Member of the Ghana Parliament for Ejisu
- Incumbent
- Assumed office 17 May 2024
- Preceded by: John Kumah
- President: John Dramani Mahama
- Vice President: Jane Naana Opoku-Agyemang

Personal details
- Born: 26 September 1987 (age 38) Ejisu-Onwe, Ashanti Region, Ghana
- Party: New Patriotic Party
- Education: Kwame Nkrumah University of Science and Technology (LLB, LLM) Kumasi Anglican Secondary School Hannover Medical University
- Occupation: Politician
- Profession: Lawyer

= Kwabena Boateng =

Ghanaian politician

Kwabena Boateng is a Ghanaian politician, lawyer and member of the Ninth Parliament of the Fourth Republic of Ghana representing the Ejisu Constituency in the Ashanti Region on the ticket of the New Patriotic Party.

== Early life ==
Boateng was born in Ejisu located in the Ashanti Region of Ghana. He graduated university from Hannover medical university, Germany. He was nominated as a consultant and one of the pioneers that took part in the heart transplantation programme at Hannover, where also thought.

== Career ==
Boateng is a politician and a lawyer by profession.

== Education ==
He studied at Kwame Nkrumah University of Science and Technology (KNUST) Faculty of Law from 2010 to 2014. He also went to Kumasi Anglican Secondary School (KASS).

== Politics ==

=== NPP Primaries ===
Boateng was the former 2nd Vice Chairman of Ejisu constituency.
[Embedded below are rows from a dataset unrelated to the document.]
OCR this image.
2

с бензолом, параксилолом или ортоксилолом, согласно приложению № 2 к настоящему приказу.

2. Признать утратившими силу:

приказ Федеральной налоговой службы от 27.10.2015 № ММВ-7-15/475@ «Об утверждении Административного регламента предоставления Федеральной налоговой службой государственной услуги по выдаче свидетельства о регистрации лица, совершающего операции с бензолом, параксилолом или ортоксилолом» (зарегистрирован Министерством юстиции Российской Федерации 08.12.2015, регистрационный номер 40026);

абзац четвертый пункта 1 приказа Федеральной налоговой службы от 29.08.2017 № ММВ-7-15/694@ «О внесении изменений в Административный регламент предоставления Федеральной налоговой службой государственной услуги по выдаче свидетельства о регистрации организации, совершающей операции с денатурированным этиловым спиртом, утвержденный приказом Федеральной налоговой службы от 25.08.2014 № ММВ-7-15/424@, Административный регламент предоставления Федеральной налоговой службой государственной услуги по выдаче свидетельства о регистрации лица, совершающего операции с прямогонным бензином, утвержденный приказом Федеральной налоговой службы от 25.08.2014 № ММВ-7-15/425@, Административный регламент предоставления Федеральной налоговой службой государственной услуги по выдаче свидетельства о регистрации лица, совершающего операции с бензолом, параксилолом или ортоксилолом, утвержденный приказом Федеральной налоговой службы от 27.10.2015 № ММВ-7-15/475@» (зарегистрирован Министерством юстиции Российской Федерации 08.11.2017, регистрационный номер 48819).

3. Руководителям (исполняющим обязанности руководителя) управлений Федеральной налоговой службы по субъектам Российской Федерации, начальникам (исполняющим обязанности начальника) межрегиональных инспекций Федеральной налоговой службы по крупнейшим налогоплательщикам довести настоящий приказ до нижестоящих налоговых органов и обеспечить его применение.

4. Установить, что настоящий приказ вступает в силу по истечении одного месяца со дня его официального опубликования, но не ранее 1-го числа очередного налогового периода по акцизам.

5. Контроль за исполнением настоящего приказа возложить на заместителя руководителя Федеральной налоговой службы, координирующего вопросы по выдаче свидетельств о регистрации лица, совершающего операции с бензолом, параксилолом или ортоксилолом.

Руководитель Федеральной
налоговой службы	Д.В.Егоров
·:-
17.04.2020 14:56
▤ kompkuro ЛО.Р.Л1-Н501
Ahead of the April 30, 2024, by-election, the New Patriotic Party (NPP) in the Ejisu Constituency held internal elections, with Lawyer Kwabena Boateng officially proclaimed the victor by the Electoral Commission of Ghana.
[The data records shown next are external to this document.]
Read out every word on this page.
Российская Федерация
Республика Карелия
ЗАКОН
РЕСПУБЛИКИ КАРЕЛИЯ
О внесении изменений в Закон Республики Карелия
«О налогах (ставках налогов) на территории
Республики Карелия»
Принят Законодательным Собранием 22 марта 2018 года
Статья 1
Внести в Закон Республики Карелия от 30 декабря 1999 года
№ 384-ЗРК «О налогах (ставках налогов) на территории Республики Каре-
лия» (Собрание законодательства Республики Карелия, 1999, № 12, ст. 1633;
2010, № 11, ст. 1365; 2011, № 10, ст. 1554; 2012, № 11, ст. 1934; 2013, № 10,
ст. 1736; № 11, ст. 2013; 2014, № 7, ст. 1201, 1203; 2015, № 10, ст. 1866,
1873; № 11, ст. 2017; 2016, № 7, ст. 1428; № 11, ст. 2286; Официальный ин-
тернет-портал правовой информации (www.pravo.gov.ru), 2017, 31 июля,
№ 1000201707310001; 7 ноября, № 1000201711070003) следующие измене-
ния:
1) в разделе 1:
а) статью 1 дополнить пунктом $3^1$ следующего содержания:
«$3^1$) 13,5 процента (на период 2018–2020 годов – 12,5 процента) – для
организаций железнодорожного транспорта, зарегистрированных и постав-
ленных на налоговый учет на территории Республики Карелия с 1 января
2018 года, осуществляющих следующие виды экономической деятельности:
Boateng contested for NPP Primaries and won with 394 votes out of a total of 1033, followed by Helena Mensah who had 302 votes. Yaa Gyamera Aboagye also had 229 votes, Evans Duah with 63, former GFA boss Kwesi Nyantakyi who also contested had 35, Portia Baffoe Abronye had 6 votes, Aaron Prince Duah and Klinsman Karikari Mensah had 2 votes each. Jacqueline Abena Pokua Amoah-Boaitey had none of the votes.

Speaking to the media after winning, Lawyer Kwabena Boateng promised to lead a unified front within the party in the constituency in order to hold onto the parliamentary seat of Ejisu in the next by-election.

=== Ejisu By-election ===
The election was contested by Kwabena Boateng, Beatrice Boakye, Esther Osei, Gabriel Agyemang, Joseph Attakora, and Kwabena Owusu Aduomii.

Kwabena Boateng of the New Patriotic Party won the election with 27,782 votes, which accounts for 55.8% of the total votes cast. Mr. Kwabena Owusu Aduomi, his closest competitor, also had 21,534 votes, representing 43.3% of the total votes.

The by-election was held as a result of the death of John Ampontuah Kumah on March 7, 2024. A prominent contender in the election was Kwabena Owusu Aduomi, an Independent candidate who had previously served as the constituency's three-term NPP member of parliament.